Les voies romaines en Ille-et-Vilaine
2-K
Voie de Rieux (DURETIA) à Corseul (FANUM MARTIS)
Le Chemin des Moines.
Le chemin de Corseul.
Cette voie n'est indiquée dans aucun document ancien mais son existence, sans être avérée, est très probable car elle faisait communiquer les deux mers de l'Armorique. Gaultier du Mottay, Alfred Ramé au XIXème siècle et de nos jours, J. P. Pincemin, ont étudié son parcours (1).
Les principaux repères sur son tracé sont les actuelles villes de Sixt-sur-Aff, Guer, Paimpont, Gaël et Saint-Méen-le-Grand. Elle fut connue longtemps sous le nom de Route des Abbayes ou Chemin des Moines parce que joignant les abbayes de Redon, de Paimpont et de Saint-Méen. Cette voie servit également au transport du bois pour la construction navale, depuis la forêt de Paimpont en direction d'Alet.

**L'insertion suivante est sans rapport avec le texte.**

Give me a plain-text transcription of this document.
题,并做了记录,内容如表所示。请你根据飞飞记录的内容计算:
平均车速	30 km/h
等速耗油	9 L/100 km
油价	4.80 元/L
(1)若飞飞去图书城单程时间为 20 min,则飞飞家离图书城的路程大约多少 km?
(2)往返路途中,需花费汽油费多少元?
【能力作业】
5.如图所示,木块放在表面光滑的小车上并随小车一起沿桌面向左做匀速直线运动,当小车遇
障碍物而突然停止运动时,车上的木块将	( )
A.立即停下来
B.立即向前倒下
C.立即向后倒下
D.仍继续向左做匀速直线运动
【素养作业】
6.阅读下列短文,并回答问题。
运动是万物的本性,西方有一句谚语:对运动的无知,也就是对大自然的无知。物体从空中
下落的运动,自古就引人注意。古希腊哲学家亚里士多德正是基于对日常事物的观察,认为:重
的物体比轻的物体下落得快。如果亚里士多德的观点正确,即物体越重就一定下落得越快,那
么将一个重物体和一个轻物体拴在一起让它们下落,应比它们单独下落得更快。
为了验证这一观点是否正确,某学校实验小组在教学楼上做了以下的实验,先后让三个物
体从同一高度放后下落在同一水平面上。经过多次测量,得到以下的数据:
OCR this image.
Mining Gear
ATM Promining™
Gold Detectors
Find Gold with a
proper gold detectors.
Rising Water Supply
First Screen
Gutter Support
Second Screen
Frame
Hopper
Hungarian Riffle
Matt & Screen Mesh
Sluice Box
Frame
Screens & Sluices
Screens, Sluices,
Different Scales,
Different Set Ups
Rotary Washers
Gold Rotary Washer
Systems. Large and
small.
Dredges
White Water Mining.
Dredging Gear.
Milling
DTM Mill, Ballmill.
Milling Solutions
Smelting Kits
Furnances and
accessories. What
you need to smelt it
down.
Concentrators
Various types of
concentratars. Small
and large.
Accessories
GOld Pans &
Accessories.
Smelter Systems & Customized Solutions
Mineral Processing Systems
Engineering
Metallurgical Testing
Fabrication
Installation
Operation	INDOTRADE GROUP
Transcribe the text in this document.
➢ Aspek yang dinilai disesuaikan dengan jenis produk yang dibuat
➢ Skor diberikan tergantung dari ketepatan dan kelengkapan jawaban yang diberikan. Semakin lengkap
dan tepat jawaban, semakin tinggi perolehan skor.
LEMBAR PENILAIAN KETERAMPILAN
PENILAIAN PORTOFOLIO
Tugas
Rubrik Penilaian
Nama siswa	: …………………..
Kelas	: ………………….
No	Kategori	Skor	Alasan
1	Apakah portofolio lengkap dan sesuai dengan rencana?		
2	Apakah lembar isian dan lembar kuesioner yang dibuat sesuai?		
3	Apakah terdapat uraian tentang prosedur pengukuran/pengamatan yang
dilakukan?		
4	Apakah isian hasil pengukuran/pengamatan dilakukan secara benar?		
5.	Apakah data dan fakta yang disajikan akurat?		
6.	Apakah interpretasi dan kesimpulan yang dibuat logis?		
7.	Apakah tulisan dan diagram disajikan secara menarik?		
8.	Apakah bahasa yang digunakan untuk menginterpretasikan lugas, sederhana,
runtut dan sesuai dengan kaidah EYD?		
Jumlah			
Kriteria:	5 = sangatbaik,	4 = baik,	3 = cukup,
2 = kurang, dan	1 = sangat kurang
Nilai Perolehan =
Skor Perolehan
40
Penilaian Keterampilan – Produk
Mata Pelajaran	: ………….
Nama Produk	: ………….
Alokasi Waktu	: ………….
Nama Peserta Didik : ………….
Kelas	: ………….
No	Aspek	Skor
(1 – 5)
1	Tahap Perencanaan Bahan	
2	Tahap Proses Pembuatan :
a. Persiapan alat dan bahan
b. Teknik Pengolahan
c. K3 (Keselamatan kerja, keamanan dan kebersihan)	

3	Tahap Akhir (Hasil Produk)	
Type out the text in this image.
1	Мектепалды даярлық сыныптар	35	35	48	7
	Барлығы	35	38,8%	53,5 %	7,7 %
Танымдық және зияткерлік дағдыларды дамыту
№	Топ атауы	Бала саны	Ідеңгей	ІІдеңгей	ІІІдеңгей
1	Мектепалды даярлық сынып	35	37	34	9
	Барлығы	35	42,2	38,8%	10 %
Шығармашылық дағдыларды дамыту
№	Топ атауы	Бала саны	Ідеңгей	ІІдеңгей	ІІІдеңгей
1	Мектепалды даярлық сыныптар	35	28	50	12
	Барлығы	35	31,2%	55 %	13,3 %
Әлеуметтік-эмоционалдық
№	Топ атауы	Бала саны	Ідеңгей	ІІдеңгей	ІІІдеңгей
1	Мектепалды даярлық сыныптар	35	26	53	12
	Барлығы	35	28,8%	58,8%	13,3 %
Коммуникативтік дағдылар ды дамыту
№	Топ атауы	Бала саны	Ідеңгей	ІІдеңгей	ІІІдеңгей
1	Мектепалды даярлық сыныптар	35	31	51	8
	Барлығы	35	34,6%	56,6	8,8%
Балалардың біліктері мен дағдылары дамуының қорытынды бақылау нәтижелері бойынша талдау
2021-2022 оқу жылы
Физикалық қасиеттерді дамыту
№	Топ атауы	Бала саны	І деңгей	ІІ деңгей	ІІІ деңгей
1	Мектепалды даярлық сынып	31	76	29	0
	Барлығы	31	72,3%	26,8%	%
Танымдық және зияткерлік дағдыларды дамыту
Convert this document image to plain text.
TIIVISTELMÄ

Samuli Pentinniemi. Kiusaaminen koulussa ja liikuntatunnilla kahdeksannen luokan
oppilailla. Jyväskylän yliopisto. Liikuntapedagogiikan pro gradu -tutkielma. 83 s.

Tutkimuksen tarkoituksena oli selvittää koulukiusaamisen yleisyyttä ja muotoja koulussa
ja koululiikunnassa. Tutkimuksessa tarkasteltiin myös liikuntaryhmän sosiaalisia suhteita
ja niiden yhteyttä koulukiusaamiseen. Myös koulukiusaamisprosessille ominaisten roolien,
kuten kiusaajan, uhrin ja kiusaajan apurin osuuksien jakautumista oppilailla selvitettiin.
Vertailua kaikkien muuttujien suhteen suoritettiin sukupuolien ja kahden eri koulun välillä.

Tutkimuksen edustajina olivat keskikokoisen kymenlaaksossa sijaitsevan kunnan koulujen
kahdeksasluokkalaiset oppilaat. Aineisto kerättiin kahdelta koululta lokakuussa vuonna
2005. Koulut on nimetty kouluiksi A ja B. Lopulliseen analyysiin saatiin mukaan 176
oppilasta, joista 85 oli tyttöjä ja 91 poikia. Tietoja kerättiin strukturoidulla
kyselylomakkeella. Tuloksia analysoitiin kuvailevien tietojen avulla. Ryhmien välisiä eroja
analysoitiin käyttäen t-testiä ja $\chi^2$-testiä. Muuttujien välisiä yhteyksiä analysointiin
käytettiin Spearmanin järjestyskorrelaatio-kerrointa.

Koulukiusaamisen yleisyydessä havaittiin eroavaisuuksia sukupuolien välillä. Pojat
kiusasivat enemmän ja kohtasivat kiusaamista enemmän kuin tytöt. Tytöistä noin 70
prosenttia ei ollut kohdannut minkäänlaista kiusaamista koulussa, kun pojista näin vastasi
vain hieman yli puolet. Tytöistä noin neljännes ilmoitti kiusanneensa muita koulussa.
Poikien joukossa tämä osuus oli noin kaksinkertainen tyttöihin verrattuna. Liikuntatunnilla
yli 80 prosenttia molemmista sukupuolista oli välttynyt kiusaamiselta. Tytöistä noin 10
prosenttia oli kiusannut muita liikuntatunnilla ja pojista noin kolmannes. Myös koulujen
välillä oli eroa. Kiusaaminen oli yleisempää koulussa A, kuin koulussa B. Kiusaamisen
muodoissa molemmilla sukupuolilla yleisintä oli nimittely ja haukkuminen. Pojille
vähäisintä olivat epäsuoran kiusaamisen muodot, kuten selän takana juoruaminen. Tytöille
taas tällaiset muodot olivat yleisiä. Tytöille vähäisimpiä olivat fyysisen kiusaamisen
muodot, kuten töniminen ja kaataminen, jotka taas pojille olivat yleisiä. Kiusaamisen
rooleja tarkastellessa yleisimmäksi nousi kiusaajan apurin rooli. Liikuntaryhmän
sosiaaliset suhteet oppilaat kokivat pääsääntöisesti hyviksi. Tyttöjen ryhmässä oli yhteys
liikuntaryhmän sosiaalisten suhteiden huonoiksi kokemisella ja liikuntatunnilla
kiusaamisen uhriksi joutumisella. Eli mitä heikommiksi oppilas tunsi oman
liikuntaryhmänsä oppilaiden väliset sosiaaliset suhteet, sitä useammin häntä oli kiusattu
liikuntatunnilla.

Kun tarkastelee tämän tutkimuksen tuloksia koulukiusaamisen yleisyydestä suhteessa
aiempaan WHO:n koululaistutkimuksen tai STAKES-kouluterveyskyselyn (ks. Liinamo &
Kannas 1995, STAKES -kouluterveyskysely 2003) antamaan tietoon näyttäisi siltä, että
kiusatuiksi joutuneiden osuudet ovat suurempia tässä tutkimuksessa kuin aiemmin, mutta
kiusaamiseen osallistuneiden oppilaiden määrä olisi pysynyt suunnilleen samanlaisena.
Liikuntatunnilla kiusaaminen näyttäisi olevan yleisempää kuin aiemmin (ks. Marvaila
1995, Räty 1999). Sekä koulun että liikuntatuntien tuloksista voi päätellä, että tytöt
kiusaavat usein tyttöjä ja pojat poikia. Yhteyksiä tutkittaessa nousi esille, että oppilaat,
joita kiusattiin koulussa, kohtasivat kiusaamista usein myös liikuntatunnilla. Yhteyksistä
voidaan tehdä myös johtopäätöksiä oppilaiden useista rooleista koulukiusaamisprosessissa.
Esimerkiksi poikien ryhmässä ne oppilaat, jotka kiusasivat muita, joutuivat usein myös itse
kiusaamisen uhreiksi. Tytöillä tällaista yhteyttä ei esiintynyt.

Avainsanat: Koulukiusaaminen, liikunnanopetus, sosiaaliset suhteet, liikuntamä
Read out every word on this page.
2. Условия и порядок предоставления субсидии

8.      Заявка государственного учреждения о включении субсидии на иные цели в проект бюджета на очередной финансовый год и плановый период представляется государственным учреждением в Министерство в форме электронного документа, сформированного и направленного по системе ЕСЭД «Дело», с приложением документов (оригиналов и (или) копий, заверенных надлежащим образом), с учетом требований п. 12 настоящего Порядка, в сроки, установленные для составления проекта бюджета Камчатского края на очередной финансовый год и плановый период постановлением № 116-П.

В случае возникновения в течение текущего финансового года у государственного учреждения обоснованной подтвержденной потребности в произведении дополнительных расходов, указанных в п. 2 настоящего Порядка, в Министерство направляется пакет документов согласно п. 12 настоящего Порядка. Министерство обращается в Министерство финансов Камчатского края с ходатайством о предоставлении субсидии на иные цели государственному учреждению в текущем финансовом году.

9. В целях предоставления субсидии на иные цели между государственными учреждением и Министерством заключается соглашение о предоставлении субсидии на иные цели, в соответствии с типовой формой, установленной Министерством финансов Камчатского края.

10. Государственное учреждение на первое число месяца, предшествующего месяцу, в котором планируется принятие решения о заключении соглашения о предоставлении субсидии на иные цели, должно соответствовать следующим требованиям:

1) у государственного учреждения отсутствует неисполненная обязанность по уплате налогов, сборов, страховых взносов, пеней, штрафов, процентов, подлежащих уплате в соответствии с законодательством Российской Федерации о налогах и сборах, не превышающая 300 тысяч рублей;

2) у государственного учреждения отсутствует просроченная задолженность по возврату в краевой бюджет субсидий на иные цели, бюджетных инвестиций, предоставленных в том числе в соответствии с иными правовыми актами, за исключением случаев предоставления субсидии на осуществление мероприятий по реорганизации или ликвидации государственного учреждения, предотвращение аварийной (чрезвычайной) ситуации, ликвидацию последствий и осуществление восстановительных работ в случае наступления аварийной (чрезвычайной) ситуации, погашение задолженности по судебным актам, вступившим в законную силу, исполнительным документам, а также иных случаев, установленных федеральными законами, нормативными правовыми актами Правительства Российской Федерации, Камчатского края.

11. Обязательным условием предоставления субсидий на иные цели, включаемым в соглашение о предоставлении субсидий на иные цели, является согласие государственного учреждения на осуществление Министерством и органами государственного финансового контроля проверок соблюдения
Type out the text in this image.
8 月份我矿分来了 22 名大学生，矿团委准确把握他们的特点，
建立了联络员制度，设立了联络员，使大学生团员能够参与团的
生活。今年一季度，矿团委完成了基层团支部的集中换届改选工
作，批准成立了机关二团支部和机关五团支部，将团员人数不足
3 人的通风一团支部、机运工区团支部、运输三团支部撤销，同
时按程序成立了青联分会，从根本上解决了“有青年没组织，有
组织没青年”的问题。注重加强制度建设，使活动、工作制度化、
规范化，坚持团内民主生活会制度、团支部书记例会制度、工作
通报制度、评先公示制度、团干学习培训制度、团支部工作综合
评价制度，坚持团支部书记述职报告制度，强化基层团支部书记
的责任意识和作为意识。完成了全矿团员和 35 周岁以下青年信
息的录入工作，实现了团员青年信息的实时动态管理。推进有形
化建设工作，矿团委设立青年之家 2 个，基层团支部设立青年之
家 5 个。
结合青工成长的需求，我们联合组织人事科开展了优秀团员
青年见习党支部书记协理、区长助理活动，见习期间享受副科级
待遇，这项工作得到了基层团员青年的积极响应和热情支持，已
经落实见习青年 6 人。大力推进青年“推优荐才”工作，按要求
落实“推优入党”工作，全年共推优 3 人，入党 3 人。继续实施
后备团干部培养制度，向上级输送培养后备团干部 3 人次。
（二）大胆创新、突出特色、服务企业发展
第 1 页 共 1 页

Elle suivait, semble-t-il, le même parcours que la voie 1-K, de Rieux à Rennes, depuis la Chaussée d'Aucfer en Redon, jusqu'à la Chapelle-Saint-Marcellin, en Bains-sur-Oust.
la chapelle Saint Marcellin
La chapelle, bâtie sur les fondations d'un édifice religieux du IXème siècle (2), marque l'emplacement exact de l'intersection des deux voies. Celle se dirigeant vers Corseul prenait ensuite la direction de Sixt-sur-Aff (3). De Sixt, elle pouvait gagner Guer et Saint-Malo-de-Beignon, dans le Morbihan, puis entrer de nouveau en Ille-et-Vilaine, soit par le sud de Concoret, soit au sud du château de Comper, au niveau du village de Saint-Marc (4).
On peut encore nettement suivre son tracé, plus vers le nord, sous la forme d'un chemin rural qui marque les limites des communes pendant plus de neuf kilomètres.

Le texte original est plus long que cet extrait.